One day, while training with the Hitler Youth, he’s injured by a rocket. But Jojo Rabbit is not the story of a scared boy. It’s a story about a young Nazi, whose life is twisted when he discovers by chance that his mother hides a Jewish girl in a hole in the wall. Her name is Elsa (Thomasin McKenzie), and she was a friend of Jojo’s sister. At first, he wants to denounce her to the Gestapo, but she dissuades him. He accepts on the condition she will tell him all the “Jewish secrets”. This way he will write a book for his Hitler Youth leader Captain Klenzendorf (Sam Rockwell). He believes this work will help him in becoming the best Nazi in the world. When Rosie is not home, Elsa amuses herself by inventing strange “Jewish powers”, which Jojo writes down diligently in his book.

A fresh storytelling of WW2

After What We Do In the Shadows (2014), Taika Waititi reinvents another genre by changing its rules from the inside out. As he had previously done with a vampire movie, he succeeds in finding an original way to narrate war. He recalls Benigni‘s La Vita È Bella, a movie that was capable of telling the story of the Holocaust and being somehow amusing at the same time. But while La Vita È Bella follows the story of a Jewish character in concentration camps, Waititi achieves the hard quest of enabling the audience to empathize with Nazis. One cannot but bond with Jojo, even though he wants to be the best Nazi in the world. His desire is lead by his will to become, in the end, the best person he can imagine. And the same wish pushes him to save Elsa, although as a Jew she should be his worst enemy.

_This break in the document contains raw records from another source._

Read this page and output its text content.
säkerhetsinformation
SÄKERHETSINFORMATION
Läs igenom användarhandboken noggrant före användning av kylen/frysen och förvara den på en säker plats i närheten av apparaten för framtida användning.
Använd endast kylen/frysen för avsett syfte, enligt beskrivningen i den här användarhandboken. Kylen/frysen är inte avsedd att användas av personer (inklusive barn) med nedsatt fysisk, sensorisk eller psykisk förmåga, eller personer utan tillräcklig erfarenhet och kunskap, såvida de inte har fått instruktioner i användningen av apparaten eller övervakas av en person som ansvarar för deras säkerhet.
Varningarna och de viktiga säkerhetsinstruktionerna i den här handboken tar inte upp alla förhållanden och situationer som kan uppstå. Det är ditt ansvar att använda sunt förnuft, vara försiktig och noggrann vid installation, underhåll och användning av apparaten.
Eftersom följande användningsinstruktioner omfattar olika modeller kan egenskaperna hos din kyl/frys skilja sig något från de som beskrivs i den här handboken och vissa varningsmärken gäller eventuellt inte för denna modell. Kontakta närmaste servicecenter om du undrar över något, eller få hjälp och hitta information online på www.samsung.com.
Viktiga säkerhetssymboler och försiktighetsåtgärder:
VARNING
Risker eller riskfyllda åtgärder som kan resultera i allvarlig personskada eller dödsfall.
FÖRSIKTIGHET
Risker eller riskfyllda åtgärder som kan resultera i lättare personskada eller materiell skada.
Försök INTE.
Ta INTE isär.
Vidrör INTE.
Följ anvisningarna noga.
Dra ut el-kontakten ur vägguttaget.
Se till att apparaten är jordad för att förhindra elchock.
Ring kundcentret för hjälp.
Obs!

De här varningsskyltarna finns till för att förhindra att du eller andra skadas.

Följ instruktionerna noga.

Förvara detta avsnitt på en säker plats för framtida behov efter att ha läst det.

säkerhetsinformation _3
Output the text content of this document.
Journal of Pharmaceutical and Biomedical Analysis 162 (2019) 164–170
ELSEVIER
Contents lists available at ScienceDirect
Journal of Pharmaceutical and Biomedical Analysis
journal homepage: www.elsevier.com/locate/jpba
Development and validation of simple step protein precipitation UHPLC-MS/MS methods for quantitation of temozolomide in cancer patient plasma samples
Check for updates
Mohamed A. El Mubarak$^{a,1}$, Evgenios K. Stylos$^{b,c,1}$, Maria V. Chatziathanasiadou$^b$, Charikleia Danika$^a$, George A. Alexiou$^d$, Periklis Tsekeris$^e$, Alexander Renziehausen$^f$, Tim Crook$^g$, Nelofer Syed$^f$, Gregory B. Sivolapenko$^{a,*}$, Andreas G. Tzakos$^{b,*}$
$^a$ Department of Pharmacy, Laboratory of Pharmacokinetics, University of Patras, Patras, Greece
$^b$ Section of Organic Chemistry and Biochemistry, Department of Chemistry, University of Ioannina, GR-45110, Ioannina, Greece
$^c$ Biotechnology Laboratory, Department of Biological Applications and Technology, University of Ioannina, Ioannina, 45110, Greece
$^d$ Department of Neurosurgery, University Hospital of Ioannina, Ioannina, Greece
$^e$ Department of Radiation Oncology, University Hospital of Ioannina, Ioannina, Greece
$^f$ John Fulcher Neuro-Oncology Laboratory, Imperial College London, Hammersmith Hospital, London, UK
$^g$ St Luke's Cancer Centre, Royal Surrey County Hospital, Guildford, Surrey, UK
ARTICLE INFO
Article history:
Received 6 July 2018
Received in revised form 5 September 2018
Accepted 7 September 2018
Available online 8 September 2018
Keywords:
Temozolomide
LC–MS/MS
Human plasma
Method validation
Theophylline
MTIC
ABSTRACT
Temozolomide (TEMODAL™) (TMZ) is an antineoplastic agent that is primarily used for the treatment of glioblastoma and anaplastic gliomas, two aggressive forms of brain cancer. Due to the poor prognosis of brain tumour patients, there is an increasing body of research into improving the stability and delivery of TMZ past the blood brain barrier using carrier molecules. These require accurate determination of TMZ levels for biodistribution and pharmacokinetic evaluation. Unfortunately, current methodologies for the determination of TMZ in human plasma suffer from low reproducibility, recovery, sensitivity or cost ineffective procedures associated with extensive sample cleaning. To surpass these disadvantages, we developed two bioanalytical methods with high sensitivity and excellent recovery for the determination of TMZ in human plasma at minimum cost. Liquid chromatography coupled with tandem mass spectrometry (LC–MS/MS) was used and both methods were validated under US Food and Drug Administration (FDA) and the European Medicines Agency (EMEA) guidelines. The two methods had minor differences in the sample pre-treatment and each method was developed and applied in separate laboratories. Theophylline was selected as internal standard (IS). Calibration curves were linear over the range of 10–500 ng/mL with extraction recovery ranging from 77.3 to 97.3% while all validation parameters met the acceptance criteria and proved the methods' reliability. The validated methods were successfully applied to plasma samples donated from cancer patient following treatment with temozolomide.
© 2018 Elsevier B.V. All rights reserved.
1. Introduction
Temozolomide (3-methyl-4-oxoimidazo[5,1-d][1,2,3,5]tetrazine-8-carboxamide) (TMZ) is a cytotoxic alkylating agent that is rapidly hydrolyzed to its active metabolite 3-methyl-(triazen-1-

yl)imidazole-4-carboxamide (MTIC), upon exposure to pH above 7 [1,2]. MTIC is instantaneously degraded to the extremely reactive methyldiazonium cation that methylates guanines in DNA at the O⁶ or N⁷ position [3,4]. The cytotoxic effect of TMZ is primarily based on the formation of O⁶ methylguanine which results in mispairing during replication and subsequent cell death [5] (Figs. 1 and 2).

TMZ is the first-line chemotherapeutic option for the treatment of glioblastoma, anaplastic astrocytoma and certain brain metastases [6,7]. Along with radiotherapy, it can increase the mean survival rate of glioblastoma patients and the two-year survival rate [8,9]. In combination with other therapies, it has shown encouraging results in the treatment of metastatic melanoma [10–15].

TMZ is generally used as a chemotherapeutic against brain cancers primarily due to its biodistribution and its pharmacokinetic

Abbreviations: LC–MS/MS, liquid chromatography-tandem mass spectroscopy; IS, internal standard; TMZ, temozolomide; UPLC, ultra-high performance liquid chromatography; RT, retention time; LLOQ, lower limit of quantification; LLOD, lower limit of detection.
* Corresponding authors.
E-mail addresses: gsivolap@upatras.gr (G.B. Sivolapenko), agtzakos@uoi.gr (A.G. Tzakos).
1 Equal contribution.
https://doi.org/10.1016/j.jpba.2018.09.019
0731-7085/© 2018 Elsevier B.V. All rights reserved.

Based on Christine Leunens‘ 2004 book Caging Skies, the movie manages to face a heavy topic with a lightness of touch. Colors are reminiscent of Wes Anderson‘s iconic cinematography, but instead of pastel shades, here they’re bright and warm, less fairy-tale. A touch of originality is provided by the soundtrack. German versions of famous pop songs (among which are the Beatles and David Bowie) contribute to lightening the story. Unlike what happens with most movies about WW2, the audience spends most of its time laughing. But it’s a smile hiding a deep reflection about what Nazism had been and how a dictator is able to indoctrinate a people.